Exploring Carbendazim–Aptamer Interactions via In Silico Modeling and Molecular Dynamics Simulations ^†

Carbendazim (CBZ), a systemic fungicide, has been found in a variety of food and feed products, agricultural soil, and water bodies, raising concerns about its possible environmental and organismal effects. While aptamers have been identified as a viable detection approach, the fundamental mechanics of ligand binding in this context have not been thoroughly investigated. In this study, CBZ-specific aptamers (CZ1, CZ2, CZ5, CZ6, CZ12, and CZ13) with known sequences were used to evaluate the binding interactions of CBZ and the aptamer. The analysis entails an all-atom molecular dynamics (MD) simulation in an aqueous environment after ensemble molecular docking. Because this aptamer lacked 3D structural information, it was rebuilt using an in-house workflow. Multiple CBZ molecules were found in a putative binding area of the anticipated 3D aptamer structure.

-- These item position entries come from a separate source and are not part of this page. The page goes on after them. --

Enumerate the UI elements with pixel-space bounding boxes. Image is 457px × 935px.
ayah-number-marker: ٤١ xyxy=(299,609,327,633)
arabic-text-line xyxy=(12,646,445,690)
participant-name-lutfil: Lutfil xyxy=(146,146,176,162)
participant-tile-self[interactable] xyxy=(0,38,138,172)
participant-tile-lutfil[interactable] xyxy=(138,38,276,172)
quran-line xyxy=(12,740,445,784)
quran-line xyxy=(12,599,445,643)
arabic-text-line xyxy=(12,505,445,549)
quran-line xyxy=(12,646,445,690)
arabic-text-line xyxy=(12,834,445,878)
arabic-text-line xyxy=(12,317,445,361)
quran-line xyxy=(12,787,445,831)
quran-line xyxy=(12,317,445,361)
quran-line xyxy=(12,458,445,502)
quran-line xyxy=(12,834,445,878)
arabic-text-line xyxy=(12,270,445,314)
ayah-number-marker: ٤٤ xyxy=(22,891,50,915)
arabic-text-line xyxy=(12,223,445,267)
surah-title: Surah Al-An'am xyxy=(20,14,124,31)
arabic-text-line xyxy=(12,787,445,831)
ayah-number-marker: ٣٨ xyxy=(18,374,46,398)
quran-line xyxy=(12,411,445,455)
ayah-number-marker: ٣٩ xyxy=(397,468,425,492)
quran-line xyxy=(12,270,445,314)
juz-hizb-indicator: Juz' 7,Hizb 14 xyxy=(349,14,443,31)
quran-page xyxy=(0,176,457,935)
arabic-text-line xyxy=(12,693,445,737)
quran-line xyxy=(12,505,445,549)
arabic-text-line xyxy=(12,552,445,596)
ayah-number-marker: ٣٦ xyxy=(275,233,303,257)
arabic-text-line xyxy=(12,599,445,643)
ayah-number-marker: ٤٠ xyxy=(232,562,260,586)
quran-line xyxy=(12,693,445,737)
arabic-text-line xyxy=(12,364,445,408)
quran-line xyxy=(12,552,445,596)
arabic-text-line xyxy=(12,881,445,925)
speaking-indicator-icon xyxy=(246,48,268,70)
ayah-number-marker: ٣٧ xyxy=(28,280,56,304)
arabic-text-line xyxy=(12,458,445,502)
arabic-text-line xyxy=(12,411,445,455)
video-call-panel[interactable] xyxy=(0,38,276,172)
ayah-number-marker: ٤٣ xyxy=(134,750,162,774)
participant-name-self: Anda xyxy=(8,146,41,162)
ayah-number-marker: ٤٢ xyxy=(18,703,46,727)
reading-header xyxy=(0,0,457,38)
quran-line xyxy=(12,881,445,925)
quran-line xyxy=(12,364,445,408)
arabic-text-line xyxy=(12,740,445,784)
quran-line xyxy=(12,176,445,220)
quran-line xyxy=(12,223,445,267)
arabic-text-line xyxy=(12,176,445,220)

The aptamer-CBZ complex was subjected to a 100 ns MD simulation, which allowed for the investigation of component interactions. The internal loop of the aptamer was found to include CBZ-specific bases. A prominent interaction between the aptamer and CBZ for all the studied aptamers (CZ1, CZ2, CZ5, CZ6, CZ12, and CZ13) involved H-bonds, and a hydrophobic interaction between T-shaped Pi-Pi and Pi-alkyl was observed throughout the MDS. The binding energies (BE, kJ/mol) recorded for the aptamer-CBZ complexes CZ1, CZ2, CZ5, CZ6, CZ12, and CZ13 were −136.66 ± 2.27, −93.81 ± 1.92, −67.53 ± 4.25, −86.16 ± 1.75, −52.29 ± 3.86, and −90.03 ± 1.96 respectively. This study advances our understanding of ligand–aptamer interactions. The established workflow makes it easier to create and explore new fascinating ligand–aptamer complexes.